Businesses control a lot of data, such as Employee Data, Customer Data, and Student Data. The information falls into different categories, such as Demographic Data, Financial Data, Educational Records, Health Data,  Biometric Data, Law Enforcement Data, and Purchasing Histories. In the absence of a comprehensive federal data privacy and security law, the handling of each type of data is governed by different laws and enforced by separate regulatory authorities. 

The first common denominator to compliance with all of them is knowing what data the business has, also called its data inventory. You must know what it is, where it is, what you are doing with it, and who else is sharing the data. The second is a quality data use agreement that is not overly broad or inaccurate, but that will evidence compliant management of the data shared with other businesses. 

These two tools will let you know:  

Is any data being share with a third party who did not get permission to have it?

Are you providing data subjects timely service when they request it? 

Have any malicious actors accessed data in your control without your permission?

Is your company otherwise allowing itself or others to mishandle the personal information of others?

Data Mapping is a term that is used to describe the process of showing what data comes into your business, and in what categories it belongs. Each is governed separately in the U.S. and by the various states, as well as by overseas authorities when it is shared with offshore entities. Separating the types of data into their categories and levels of sensitivity will enable your business to know many things about the data. It shows who in your company has access to it, what they are doing with it, how it is being protected, how long you keep it, and who you share it with. When it is no longer active or necessary a data map shows when it can be moved to safer offline electronic or paper storage, eventually to be destroyed when it is legal to do so. 

Data Use Agreements are contracts companies enter into with each other to mutually agree upon how each party will use and share data that is necessary to conduct their business functions with each other.
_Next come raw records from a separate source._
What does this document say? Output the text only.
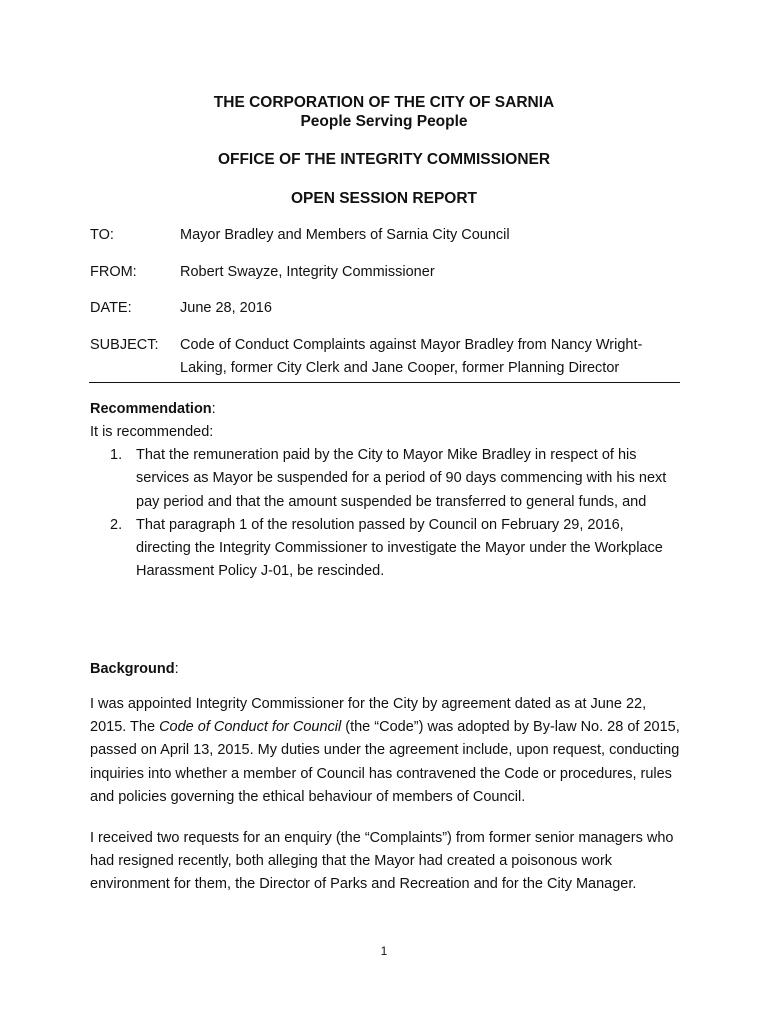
THE CORPORATION OF THE CITY OF SARNIA
People Serving People
OFFICE OF THE INTEGRITY COMMISSIONER
OPEN SESSION REPORT
TO:	Mayor Bradley and Members of Sarnia City Council
FROM:	Robert Swayze, Integrity Commissioner
DATE:	June 28, 2016
SUBJECT: Code of Conduct Complaints against Mayor Bradley from Nancy Wright-Laking, former City Clerk and Jane Cooper, former Planning Director
Recommendation:
It is recommended:
1. That the remuneration paid by the City to Mayor Mike Bradley in respect of his services as Mayor be suspended for a period of 90 days commencing with his next pay period and that the amount suspended be transferred to general funds, and
2. That paragraph 1 of the resolution passed by Council on February 29, 2016, directing the Integrity Commissioner to investigate the Mayor under the Workplace Harassment Policy J-01, be rescinded.
Background:
I was appointed Integrity Commissioner for the City by agreement dated as at June 22, 2015. The Code of Conduct for Council (the “Code”) was adopted by By-law No. 28 of 2015, passed on April 13, 2015. My duties under the agreement include, upon request, conducting inquiries into whether a member of Council has contravened the Code or procedures, rules and policies governing the ethical behaviour of members of Council.
I received two requests for an enquiry (the “Complaints”) from former senior managers who had resigned recently, both alleging that the Mayor had created a poisonous work environment for them, the Director of Parks and Recreation and for the City Manager.
1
For example, a company with an online website that offers an employee portal, or allows a customers to make an online purchase, are sharing data with the website vendors that operate their website and process their payment functions. Since each business is responsible to know the data compliance level of all of its vendors, these agreements must be individually tailored and can serve many important functions. It is also crucial that a company not sign a data use agreement or other contract that is overly broad or copied from another company. The business must understand the obligations it is accepting. Regulators have been very harsh with companies that promised to take data precautions but failed to take them. 

Starting data compliance by creating data mapping and data use agreements will make the other steps to compliance far easier.